The divide between those who run the companies and those who
work for them has never been wider. The richest man in the world grins as he
waves a chainsaw and brags about how many jobs he’s cut ... that tells you
everything. Work, to them, is nothing but numbers: the bottom line and stock
prices.
But for me and people like me, it’s always been more than
that. It’s pride. It’s security. It’s community. It’s knowing you built
something, contributed something, even if no one puts your name on a building.
For decades, I worked not just to make a living but also to have a purpose and to
take pride in a job well done. To provide for my family, sure, but also to be a part
of something. Work was never just about money. It was also about dignity.
I remember when companies understood that. When success
meant sharing the wins. When benefits were expected, not begged for. When a
layoff was a last resort, not a badge of honor.
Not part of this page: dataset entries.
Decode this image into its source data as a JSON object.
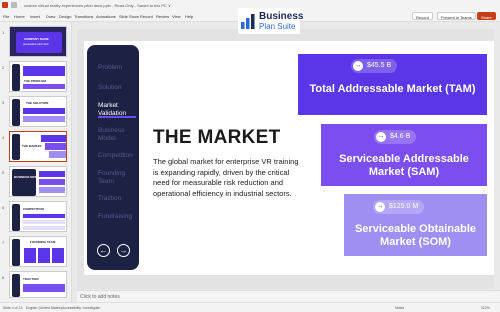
{
  "window": {
    "file_title": "custom virtual reality experiences pitch deck.pptx  -  Read-Only  -  Saved to this PC  ∨"
  },
  "menu": {
    "items": [
      "File",
      "Home",
      "Insert",
      "Draw",
      "Design",
      "Transitions",
      "Animations",
      "Slide Show",
      "Record",
      "Review",
      "View",
      "Help"
    ],
    "record_label": "Record",
    "present_label": "Present in Teams",
    "share_label": "Share"
  },
  "brand": {
    "line1": "Business",
    "line2": "Plan Suite"
  },
  "thumbnails": [
    {
      "num": "1",
      "title": "COMPANY NAME",
      "sub": "presentation pitch deck"
    },
    {
      "num": "2",
      "title": "THE PROBLEM",
      "sub": ""
    },
    {
      "num": "3",
      "title": "THE SOLUTION",
      "sub": ""
    },
    {
      "num": "4",
      "title": "THE MARKET",
      "sub": ""
    },
    {
      "num": "5",
      "title": "BUSINESS MODEL",
      "sub": ""
    },
    {
      "num": "6",
      "title": "COMPETITION",
      "sub": ""
    },
    {
      "num": "7",
      "title": "FOUNDING TEAM",
      "sub": ""
    },
    {
      "num": "8",
      "title": "TRACTION",
      "sub": ""
    }
  ],
  "slide": {
    "nav": [
      "Problem",
      "Solution",
      "Market Validation",
      "Business Model",
      "Competition",
      "Founding Team",
      "Traction",
      "Fundraising"
    ],
    "active_nav": "Market Validation",
    "prev_icon": "←",
    "next_icon": "→",
    "title": "THE MARKET",
    "body": "The global market for enterprise VR training is expanding rapidly, driven by the critical need for measurable risk reduction and operational efficiency in industrial sectors.",
    "cards": [
      {
        "value": "$45.5 B",
        "label": "Total Addressable Market (TAM)"
      },
      {
        "value": "$4.6 B",
        "label": "Serviceable Addressable Market (SAM)"
      },
      {
        "value": "$125.0 M",
        "label": "Serviceable Obtainable Market (SOM)"
      }
    ]
  },
  "notes": {
    "placeholder": "Click to add notes"
  },
  "status": {
    "slide_info": "Slide 4 of 13",
    "language": "English (United States)",
    "accessibility": "Accessibility: Investigate",
    "notes_btn": "Notes",
    "zoom": "112%"
  }
}
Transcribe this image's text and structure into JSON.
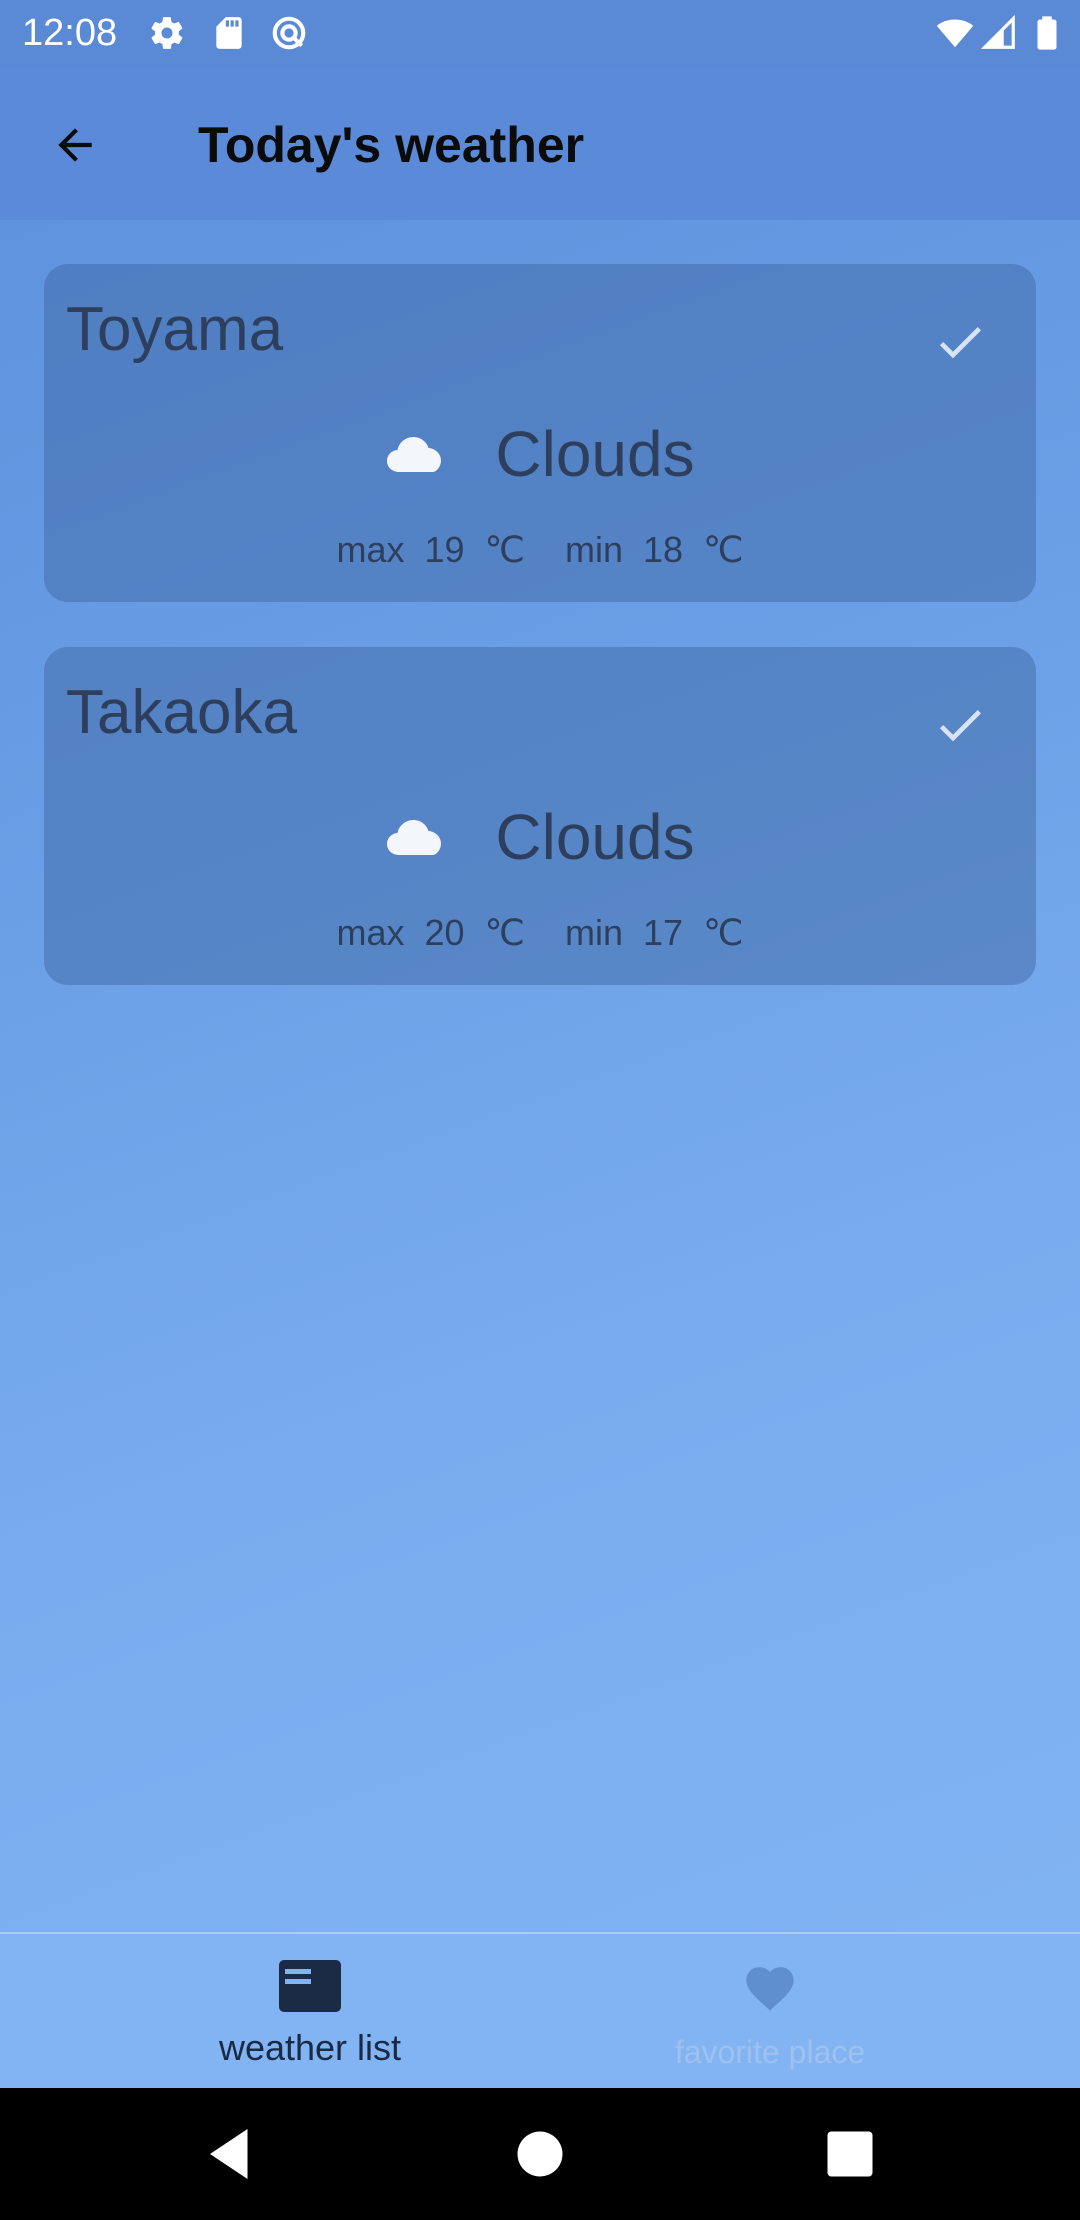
{
  "status_bar": {
    "time": "12:08",
    "left_icons": [
      "settings-icon",
      "sd-card-icon",
      "sync-icon"
    ],
    "right_icons": [
      "wifi-icon",
      "signal-icon",
      "battery-icon"
    ]
  },
  "app_bar": {
    "title": "Today's weather",
    "back_icon": "arrow-back-icon"
  },
  "cards": [
    {
      "city": "Toyama",
      "condition": "Clouds",
      "max_label": "max",
      "max_value": "19",
      "min_label": "min",
      "min_value": "18",
      "unit": "℃",
      "checked": true
    },
    {
      "city": "Takaoka",
      "condition": "Clouds",
      "max_label": "max",
      "max_value": "20",
      "min_label": "min",
      "min_value": "17",
      "unit": "℃",
      "checked": true
    }
  ],
  "bottom_nav": {
    "items": [
      {
        "label": "weather list",
        "icon": "list-card-icon",
        "active": true
      },
      {
        "label": "favorite place",
        "icon": "heart-icon",
        "active": false
      }
    ]
  },
  "colors": {
    "accent_dark": "#2e3f5e",
    "app_bar": "#5b8ad8",
    "bottom_nav": "#82b4f4"
  }
}
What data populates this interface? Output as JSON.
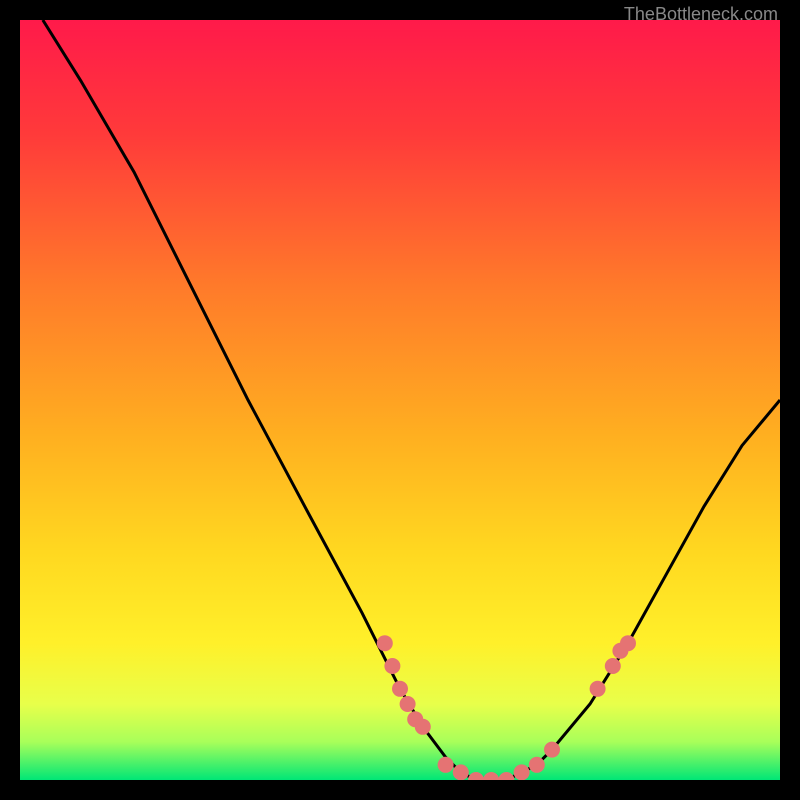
{
  "watermark": "TheBottleneck.com",
  "chart_data": {
    "type": "line",
    "title": "",
    "xlabel": "",
    "ylabel": "",
    "xlim": [
      0,
      100
    ],
    "ylim": [
      0,
      100
    ],
    "gradient_colors": {
      "top": "#ff1744",
      "upper_mid": "#ff5722",
      "mid": "#ffc107",
      "lower_mid": "#ffeb3b",
      "lower": "#cddc39",
      "bottom": "#00e676"
    },
    "series": [
      {
        "name": "bottleneck-curve",
        "color": "#000000",
        "x": [
          3,
          8,
          15,
          22,
          30,
          38,
          45,
          50,
          53,
          56,
          58,
          60,
          62,
          64,
          66,
          68,
          70,
          75,
          80,
          85,
          90,
          95,
          100
        ],
        "y": [
          100,
          92,
          80,
          66,
          50,
          35,
          22,
          12,
          7,
          3,
          1,
          0,
          0,
          0,
          1,
          2,
          4,
          10,
          18,
          27,
          36,
          44,
          50
        ]
      }
    ],
    "points": {
      "name": "data-points",
      "color": "#e57373",
      "radius": 8,
      "data": [
        {
          "x": 48,
          "y": 18
        },
        {
          "x": 49,
          "y": 15
        },
        {
          "x": 50,
          "y": 12
        },
        {
          "x": 51,
          "y": 10
        },
        {
          "x": 52,
          "y": 8
        },
        {
          "x": 53,
          "y": 7
        },
        {
          "x": 56,
          "y": 2
        },
        {
          "x": 58,
          "y": 1
        },
        {
          "x": 60,
          "y": 0
        },
        {
          "x": 62,
          "y": 0
        },
        {
          "x": 64,
          "y": 0
        },
        {
          "x": 66,
          "y": 1
        },
        {
          "x": 68,
          "y": 2
        },
        {
          "x": 70,
          "y": 4
        },
        {
          "x": 76,
          "y": 12
        },
        {
          "x": 78,
          "y": 15
        },
        {
          "x": 79,
          "y": 17
        },
        {
          "x": 80,
          "y": 18
        }
      ]
    }
  }
}
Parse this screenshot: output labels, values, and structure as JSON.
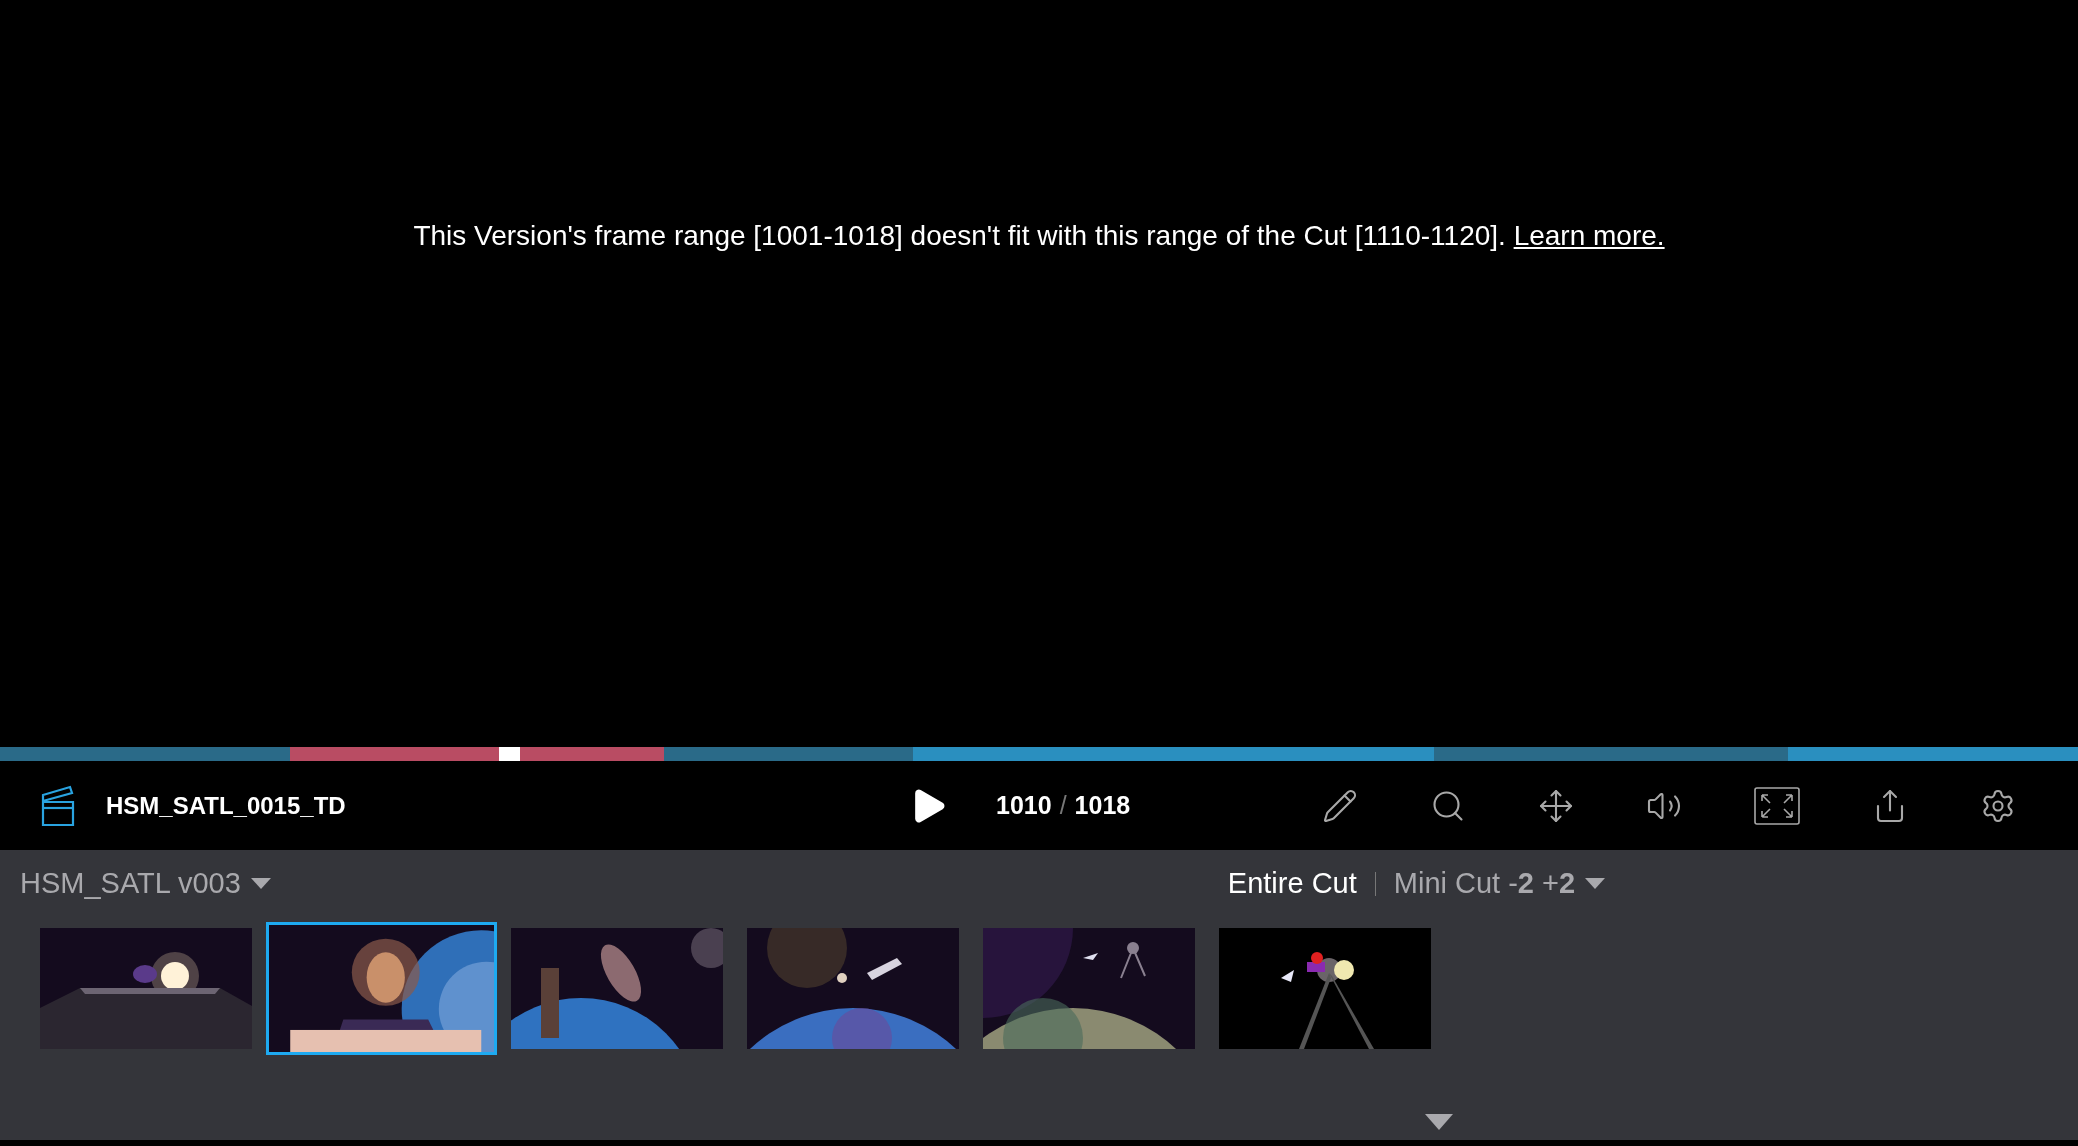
{
  "viewer": {
    "message": "This Version's frame range [1001-1018] doesn't fit with this range of the Cut [1110-1120].",
    "link": "Learn more."
  },
  "timeline": {
    "segments": [
      {
        "color": "#2a6a88"
      },
      {
        "color": "#b94c63"
      },
      {
        "color": "#b94c63"
      },
      {
        "color": "#2a6a88"
      },
      {
        "color": "#2a8fbf"
      },
      {
        "color": "#2a6a88"
      },
      {
        "color": "#2a8fbf"
      }
    ],
    "playhead": {
      "level": 0.24
    }
  },
  "toolbar": {
    "title": "HSM_SATL_0015_TD",
    "current_frame": "1010",
    "separator": "/",
    "total_frames": "1018"
  },
  "panel": {
    "version": "HSM_SATL v003",
    "views": [
      {
        "label": "Entire Cut",
        "selected": true
      },
      {
        "label": "Mini Cut -**2** +**2**",
        "selected": false
      }
    ],
    "thumbnails": [
      {
        "selected": false
      },
      {
        "selected": true
      },
      {
        "selected": false
      },
      {
        "selected": false
      },
      {
        "selected": false
      },
      {
        "selected": false
      }
    ]
  }
}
I remember when the people at
the top still seemed to care—maybe not in some grand, altruistic way, but at
least in a way that made you feel like more than a line item on an expense
report.
Now? Now it’s different. Now it’s cold. Brutal. Layoffs are
announced with a smirk and a toast. And the people left behind are told to be
grateful it wasn’t them. Workers aren’t people anymore; they’re “redundancies.”
They’re costs, not assets. Just numbers to be shuffled. Erased. Moved offshore.
Pawns eliminated in actions renamed in corporate-speak to protect the brand: Rightsizing
the organization. Optimizing operational efficiency. Strategic realignment.
This week alone, three friends lost their jobs. Happens all
the time now. It’s happened to me before. And when it did, it wasn’t just about
the money; it was about losing the structure, the purpose, the thing that kept
my mind from spiraling in the quiet hours of the night.
That’s what these executives don’t understand. Work isn’t
just a paycheck. It’s hope. It’s stability. It’s something to wake up for,
something to fight for, something to believe in. Take that away, not just with
the inevitability of change but with this smug, celebratory cruelty, and what
do you think happens next?
This isn’t politics. This isn’t a debate. It’s reality.
Income inequality is worse than ever. The job market is a disaster. Even the
stock market -- supposedly the god they worship -- is reacting negatively. And still, the
people in charge keep making the same choices, as if none of it will ever come
back to bite them.
But it will. Because without workers who believe in the
work, without people who still have hope, nothing works. Not for us. Not for
them. Not for anyone. And I wonder, as I step toward the next chapter of my
life, if those at the top will realize that before it’s too late.